You’ve likely guessed by now that the only thing standing in the conspiracy’s way is Johnny Rico and his inexperienced squadron of clumsy cowards. And if you didn’t guess that, you haven’t been paying attention to how these sorts of setups work.
“Traitor of Mars” tells a routine tale of redemption on the road to self-sacrificial heroism. But that’s a longstanding staple of war movies. It’s a clichéd copout to defend a film for having no intentions of reinventing any genre conventions it exploits.
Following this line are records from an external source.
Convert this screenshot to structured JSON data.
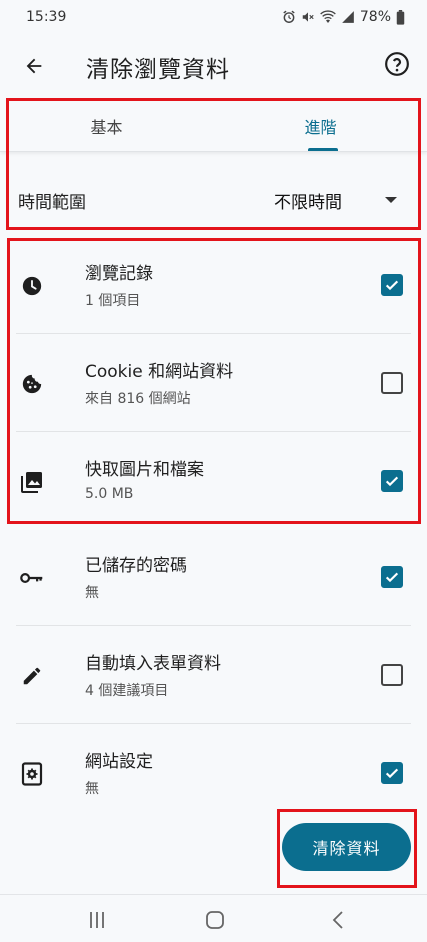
{
  "status_bar": {
    "time": "15:39",
    "battery": "78%"
  },
  "header": {
    "title": "清除瀏覽資料"
  },
  "tabs": [
    {
      "label": "基本",
      "selected": false
    },
    {
      "label": "進階",
      "selected": true
    }
  ],
  "time_range": {
    "label": "時間範圍",
    "value": "不限時間"
  },
  "items": [
    {
      "title": "瀏覽記錄",
      "subtitle": "1 個項目",
      "checked": true,
      "icon": "clock-icon"
    },
    {
      "title": "Cookie 和網站資料",
      "subtitle": "來自 816 個網站",
      "checked": false,
      "icon": "cookie-icon"
    },
    {
      "title": "快取圖片和檔案",
      "subtitle": "5.0 MB",
      "checked": true,
      "icon": "image-icon"
    },
    {
      "title": "已儲存的密碼",
      "subtitle": "無",
      "checked": true,
      "icon": "key-icon"
    },
    {
      "title": "自動填入表單資料",
      "subtitle": "4 個建議項目",
      "checked": false,
      "icon": "pencil-icon"
    },
    {
      "title": "網站設定",
      "subtitle": "無",
      "checked": true,
      "icon": "site-settings-icon"
    }
  ],
  "actions": {
    "clear_label": "清除資料"
  },
  "colors": {
    "accent": "#0b6e8f",
    "highlight": "#e3141b",
    "background": "#f7f9fb"
  }
}
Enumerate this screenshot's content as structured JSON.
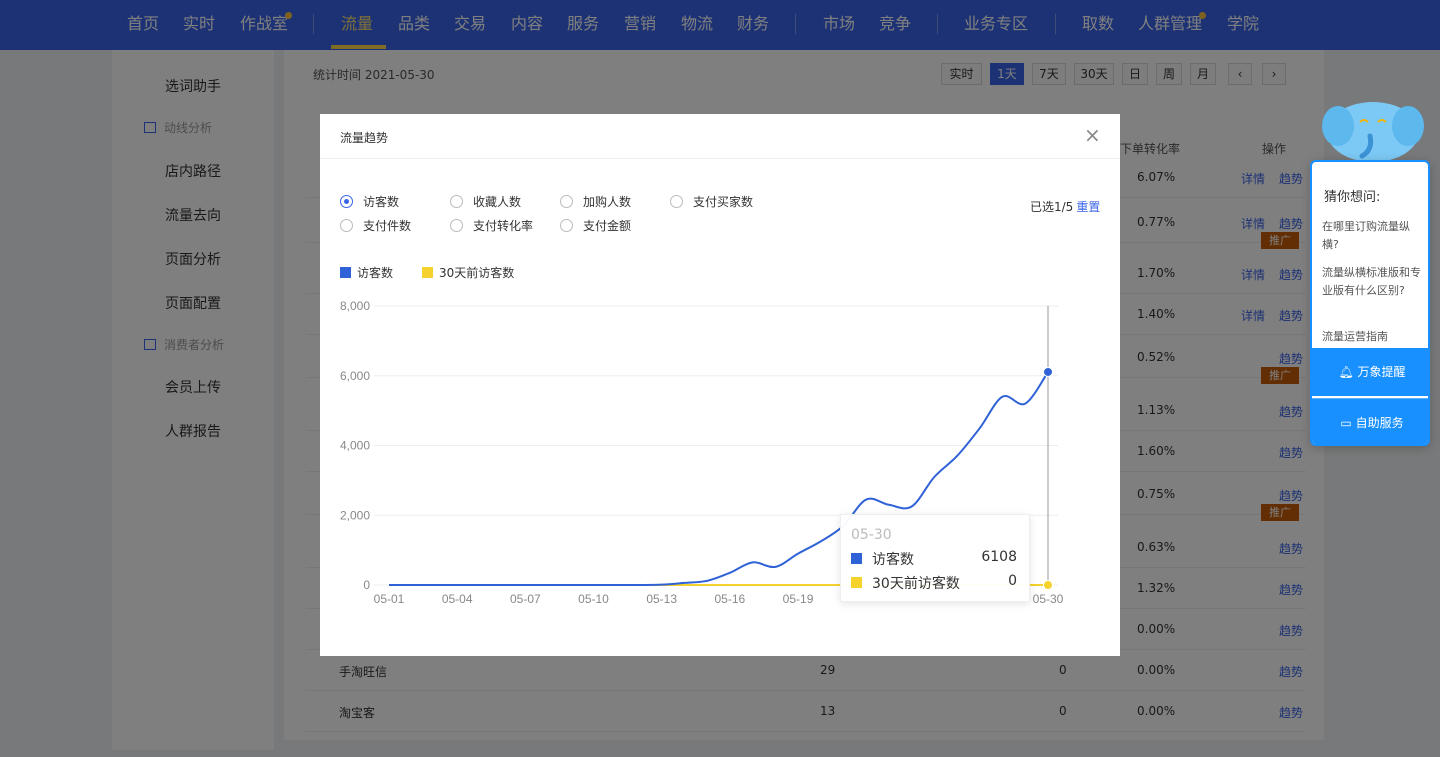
{
  "nav": {
    "items": [
      "首页",
      "实时",
      "作战室",
      "流量",
      "品类",
      "交易",
      "内容",
      "服务",
      "营销",
      "物流",
      "财务",
      "市场",
      "竞争",
      "业务专区",
      "取数",
      "人群管理",
      "学院"
    ],
    "active": "流量"
  },
  "sidebar": {
    "items": [
      "选词助手",
      "动线分析",
      "店内路径",
      "流量去向",
      "页面分析",
      "页面配置",
      "消费者分析",
      "会员上传",
      "人群报告"
    ]
  },
  "main": {
    "stat_time": "统计时间 2021-05-30",
    "time_buttons": [
      "实时",
      "1天",
      "7天",
      "30天",
      "日",
      "周",
      "月"
    ],
    "active_time": "1天",
    "col_conversion": "下单转化率",
    "col_action": "操作",
    "rows": [
      {
        "rate": "6.07%",
        "links": [
          "详情",
          "趋势"
        ],
        "promo": ""
      },
      {
        "rate": "0.77%",
        "links": [
          "详情",
          "趋势"
        ],
        "promo": "推广"
      },
      {
        "rate": "1.70%",
        "links": [
          "详情",
          "趋势"
        ],
        "promo": ""
      },
      {
        "rate": "1.40%",
        "links": [
          "详情",
          "趋势"
        ],
        "promo": ""
      },
      {
        "rate": "0.52%",
        "links": [
          "趋势"
        ],
        "promo": "推广"
      },
      {
        "rate": "1.13%",
        "links": [
          "趋势"
        ],
        "promo": ""
      },
      {
        "rate": "1.60%",
        "links": [
          "趋势"
        ],
        "promo": ""
      },
      {
        "rate": "0.75%",
        "links": [
          "趋势"
        ],
        "promo": "推广"
      },
      {
        "rate": "0.63%",
        "links": [
          "趋势"
        ],
        "promo": ""
      },
      {
        "rate": "1.32%",
        "links": [
          "趋势"
        ],
        "promo": ""
      },
      {
        "rate": "0.00%",
        "links": [
          "趋势"
        ],
        "promo": ""
      },
      {
        "name": "手淘旺信",
        "visitors": "29",
        "buyers": "0",
        "rate": "0.00%",
        "links": [
          "趋势"
        ],
        "promo": ""
      },
      {
        "name": "淘宝客",
        "visitors": "13",
        "buyers": "0",
        "rate": "0.00%",
        "links": [
          "趋势"
        ],
        "promo": ""
      }
    ]
  },
  "modal": {
    "title": "流量趋势",
    "close": "×",
    "options": [
      "访客数",
      "收藏人数",
      "加购人数",
      "支付买家数",
      "支付件数",
      "支付转化率",
      "支付金额"
    ],
    "selected": "访客数",
    "selected_info": "已选1/5",
    "reset": "重置",
    "tooltip": {
      "date": "05-30",
      "rows": [
        {
          "name": "访客数",
          "value": "6108",
          "color": "#2f62d7"
        },
        {
          "name": "30天前访客数",
          "value": "0",
          "color": "#f5d22c"
        }
      ]
    }
  },
  "chart_data": {
    "type": "line",
    "x": [
      "05-01",
      "05-02",
      "05-03",
      "05-04",
      "05-05",
      "05-06",
      "05-07",
      "05-08",
      "05-09",
      "05-10",
      "05-11",
      "05-12",
      "05-13",
      "05-14",
      "05-15",
      "05-16",
      "05-17",
      "05-18",
      "05-19",
      "05-20",
      "05-21",
      "05-22",
      "05-23",
      "05-24",
      "05-25",
      "05-26",
      "05-27",
      "05-28",
      "05-29",
      "05-30"
    ],
    "x_ticks": [
      "05-01",
      "05-04",
      "05-07",
      "05-10",
      "05-13",
      "05-16",
      "05-19",
      "05-30"
    ],
    "series": [
      {
        "name": "访客数",
        "color": "#2f62d7",
        "values": [
          0,
          0,
          0,
          0,
          0,
          0,
          0,
          0,
          0,
          0,
          0,
          0,
          10,
          60,
          120,
          350,
          650,
          520,
          900,
          1250,
          1700,
          2450,
          2300,
          2250,
          3100,
          3700,
          4500,
          5400,
          5200,
          6108
        ]
      },
      {
        "name": "30天前访客数",
        "color": "#f5d22c",
        "values": [
          0,
          0,
          0,
          0,
          0,
          0,
          0,
          0,
          0,
          0,
          0,
          0,
          0,
          0,
          0,
          0,
          0,
          0,
          0,
          0,
          0,
          0,
          0,
          0,
          0,
          0,
          0,
          0,
          0,
          0
        ]
      }
    ],
    "ylim": [
      0,
      8000
    ],
    "y_ticks": [
      "0",
      "2,000",
      "4,000",
      "6,000",
      "8,000"
    ],
    "grid": true,
    "legend": "top-left"
  },
  "helper": {
    "title": "猜你想问:",
    "questions": [
      "在哪里订购流量纵横?",
      "流量纵横标准版和专业版有什么区别?",
      "流量运营指南"
    ],
    "buttons": [
      "万象提醒",
      "自助服务"
    ]
  }
}
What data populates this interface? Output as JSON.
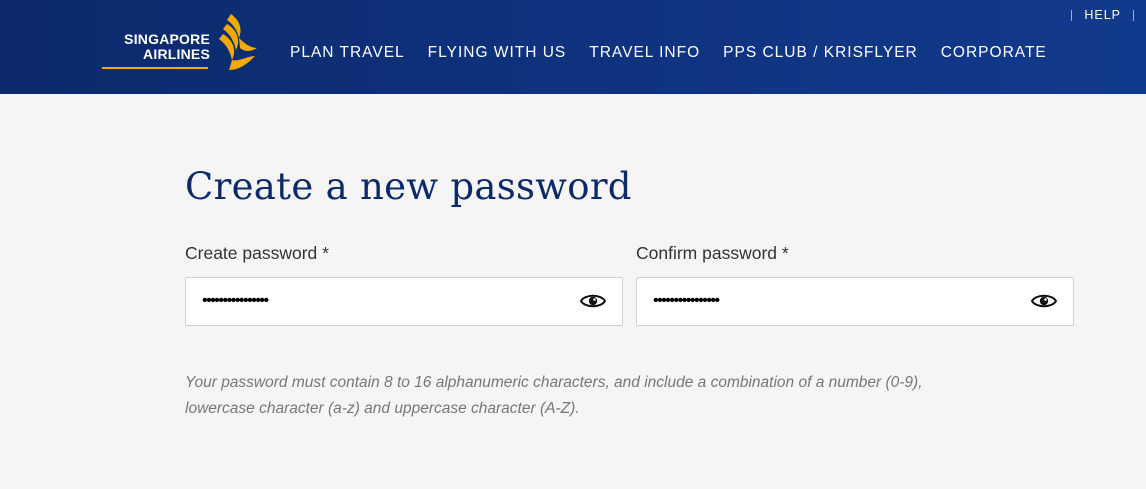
{
  "header": {
    "logo": {
      "line1": "SINGAPORE",
      "line2": "AIRLINES"
    },
    "nav": [
      "PLAN TRAVEL",
      "FLYING WITH US",
      "TRAVEL INFO",
      "PPS CLUB / KRISFLYER",
      "CORPORATE"
    ],
    "utility": {
      "help_label": "HELP"
    },
    "colors": {
      "brand_blue": "#0c2a6b",
      "accent_gold": "#f2a900"
    }
  },
  "form": {
    "title": "Create a new password",
    "create": {
      "label": "Create password *",
      "masked_value": "••••••••••••••••"
    },
    "confirm": {
      "label": "Confirm password *",
      "masked_value": "••••••••••••••••"
    },
    "eye_icon": "eye-icon",
    "hint_line1": "Your password must contain 8 to 16 alphanumeric characters, and include a combination of a number (0-9),",
    "hint_line2": "lowercase character (a-z) and uppercase character (A-Z)."
  }
}
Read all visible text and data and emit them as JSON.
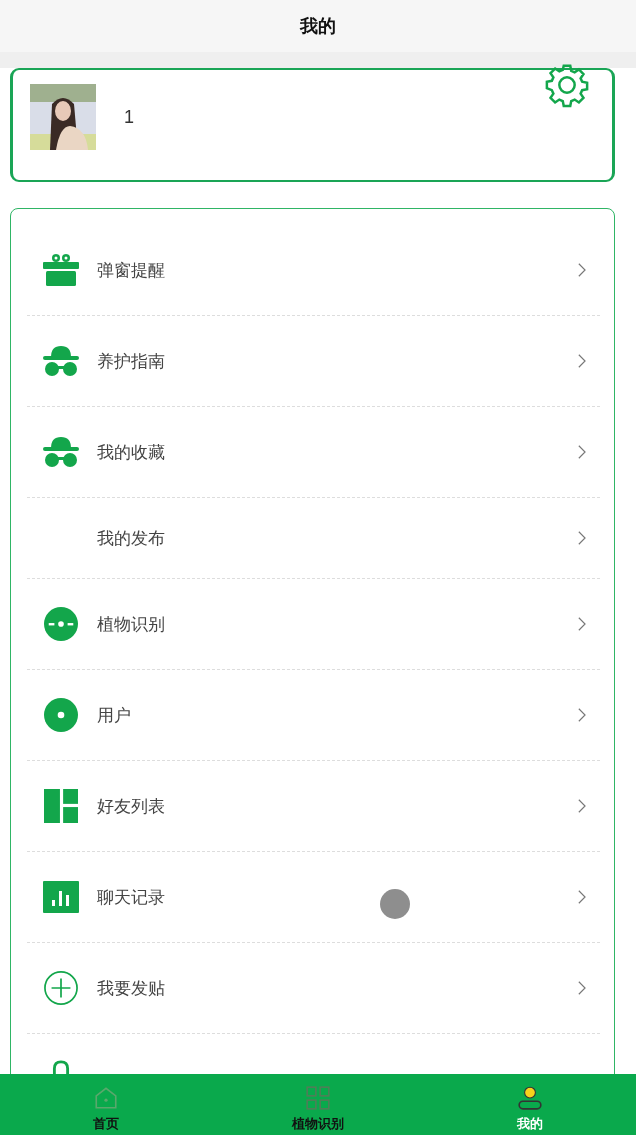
{
  "header": {
    "title": "我的"
  },
  "profile": {
    "name": "1"
  },
  "menu": [
    {
      "label": "弹窗提醒"
    },
    {
      "label": "养护指南"
    },
    {
      "label": "我的收藏"
    },
    {
      "label": "我的发布"
    },
    {
      "label": "植物识别"
    },
    {
      "label": "用户"
    },
    {
      "label": "好友列表"
    },
    {
      "label": "聊天记录"
    },
    {
      "label": "我要发贴"
    }
  ],
  "tabbar": [
    {
      "label": "首页",
      "selected": false
    },
    {
      "label": "植物识别",
      "selected": false
    },
    {
      "label": "我的",
      "selected": true
    }
  ]
}
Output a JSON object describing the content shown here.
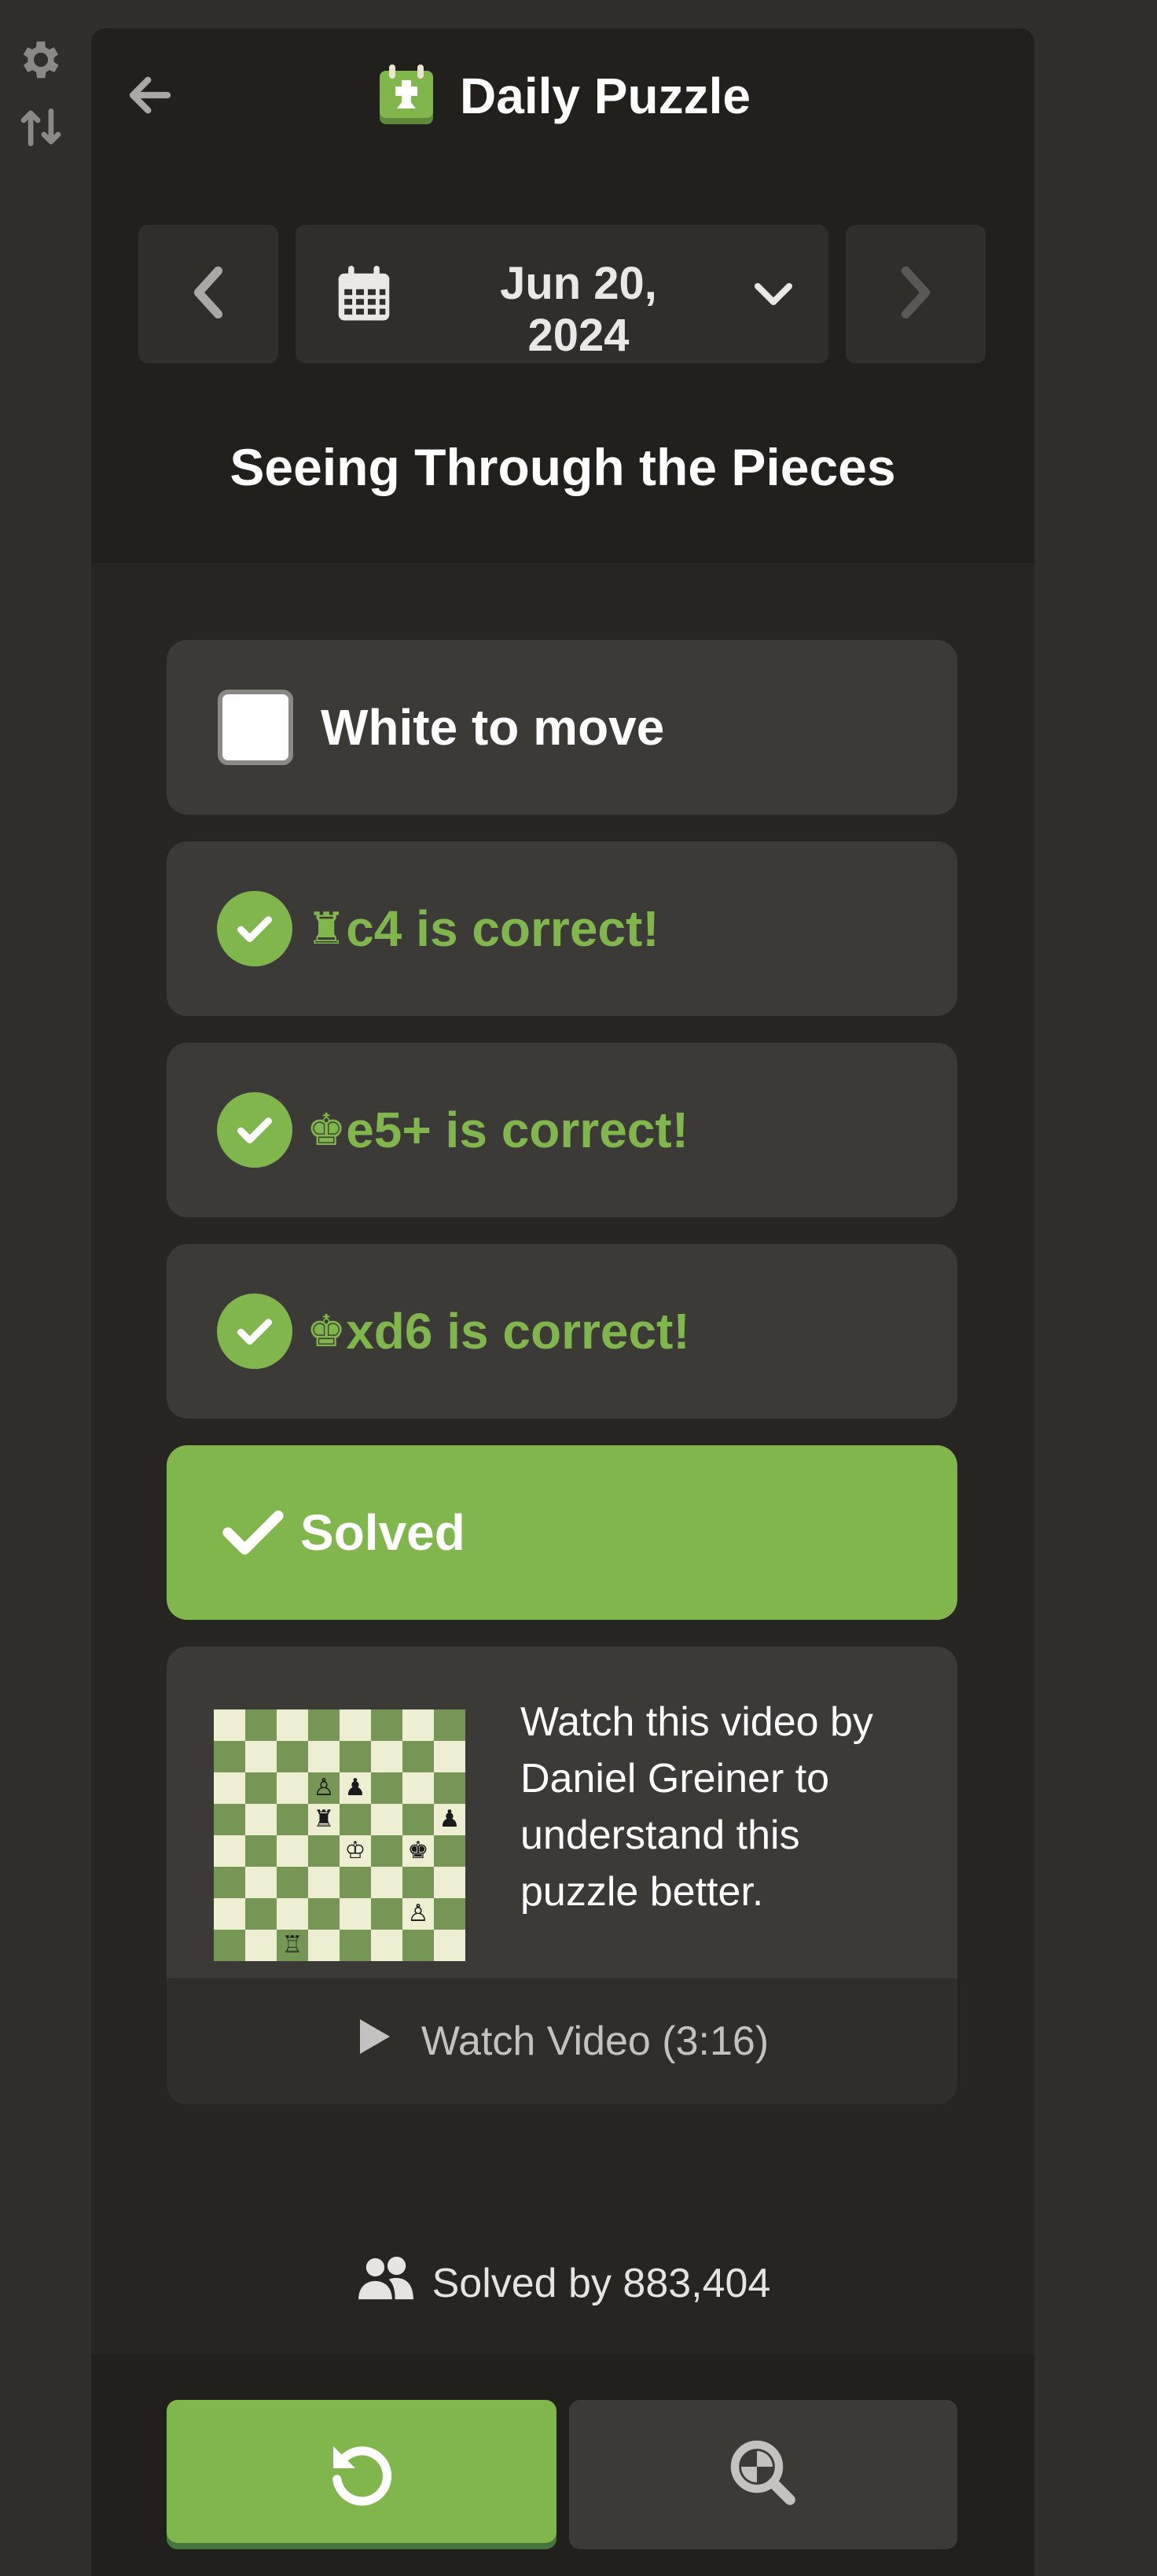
{
  "header": {
    "title": "Daily Puzzle",
    "date": "Jun 20,\n2024",
    "puzzle_title": "Seeing Through the Pieces"
  },
  "moves": {
    "to_move": "White to move",
    "steps": [
      {
        "piece": "♜",
        "text": "c4 is correct!"
      },
      {
        "piece": "♚",
        "text": "e5+ is correct!"
      },
      {
        "piece": "♚",
        "text": "xd6 is correct!"
      }
    ],
    "solved_label": "Solved"
  },
  "video": {
    "description": "Watch this video by Daniel Greiner to understand this puzzle better.",
    "watch_label": "Watch Video (3:16)"
  },
  "stats": {
    "solved_by": "Solved by 883,404"
  },
  "board": {
    "pieces": [
      {
        "row": 2,
        "col": 3,
        "glyph": "♙"
      },
      {
        "row": 2,
        "col": 4,
        "glyph": "♟"
      },
      {
        "row": 3,
        "col": 3,
        "glyph": "♜"
      },
      {
        "row": 3,
        "col": 7,
        "glyph": "♟"
      },
      {
        "row": 4,
        "col": 4,
        "glyph": "♔"
      },
      {
        "row": 4,
        "col": 6,
        "glyph": "♚"
      },
      {
        "row": 6,
        "col": 6,
        "glyph": "♙"
      },
      {
        "row": 7,
        "col": 2,
        "glyph": "♖"
      }
    ]
  },
  "colors": {
    "accent_green": "#81b64c",
    "panel": "#262522",
    "card": "#3c3a37"
  },
  "icons": [
    "gear-icon",
    "flip-board-icon",
    "back-arrow-icon",
    "daily-puzzle-icon",
    "chevron-left-icon",
    "calendar-icon",
    "chevron-down-icon",
    "chevron-right-icon",
    "check-circle-icon",
    "checkmark-icon",
    "play-icon",
    "users-icon",
    "retry-icon",
    "analysis-icon"
  ]
}
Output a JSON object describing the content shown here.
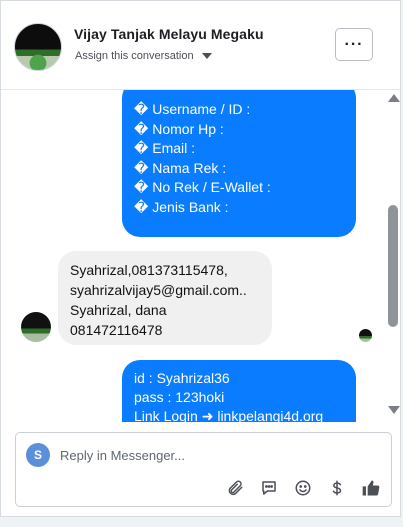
{
  "header": {
    "contact_name": "Vijay Tanjak Melayu Megaku",
    "assign_label": "Assign this conversation",
    "more_button_label": "···"
  },
  "messages": {
    "outgoing_1_lines": [
      "� Username / ID :",
      "� Nomor Hp :",
      "� Email :",
      "� Nama Rek :",
      "� No Rek / E-Wallet :",
      "� Jenis Bank :"
    ],
    "incoming_lines": [
      "Syahrizal,081373115478,",
      "syahrizalvijay5@gmail.com..",
      "Syahrizal, dana",
      "081472116478"
    ],
    "outgoing_2_lines": [
      "id : Syahrizal36",
      "pass : 123hoki",
      "Link Login ➜ linkpelangi4d.org"
    ]
  },
  "composer": {
    "user_initial": "S",
    "placeholder": "Reply in Messenger..."
  },
  "icons": {
    "attach": "paperclip-icon",
    "saved_replies": "chat-bubble-icon",
    "emoji": "smiley-icon",
    "payment": "dollar-icon",
    "like": "thumbs-up-icon"
  },
  "colors": {
    "outgoing_bubble": "#0a7cff",
    "incoming_bubble": "#f0f0f0",
    "user_avatar": "#5b8fd9"
  }
}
Still, as straightforward sci-fi, “Starship Troopers: Traitor of Mars” hits the right notes for an action-packed animated adventure, even if it is predictable.
Animation wise, some of the lip-synching is off, with rubbery mouths twisting in odd contortions. A couple of the mo-caps also don’t go the extra method-acting mile. One shot has Johnny Rico looking like a jogger waiting for a crosswalk light to change when he should be hauling ass down a hallway to escape an explosion. Nitpicks aside, the motion-captured animation is both highly detailed (countless dirt particles can be seen during land detonations) and incredibly lifelike.
Probably the biggest complaint that may be leveled against the look is that “Traitor of Mars” can feel like watching a “Gears of War” cutscene. There is a definite video game vibe to the movie on multiple fronts that might have many wishing they were playing it instead of watching it.
Overall, I can’t speak for the series’ dedicated faithful. Yet for a casual “Starship Troopers” fan, this CGI incarnation satisfies with intense action and excellent animation, sketchy likenesses notwithstanding.
Firefights deliver creature carnage and energetic explosions in the sky and on the ground. Side stories ratchet up a fair amount of invested intrigue. Pacing problems, like a desert wandering sequence that is nearly as dull as the Davy Jones’ Locker chunk of “Pirates of the Caribbean: At World’s End,” trip up the tempo. But catching up with familiar characters, even if they require reminders of who they are, helps keeps things more fun than not.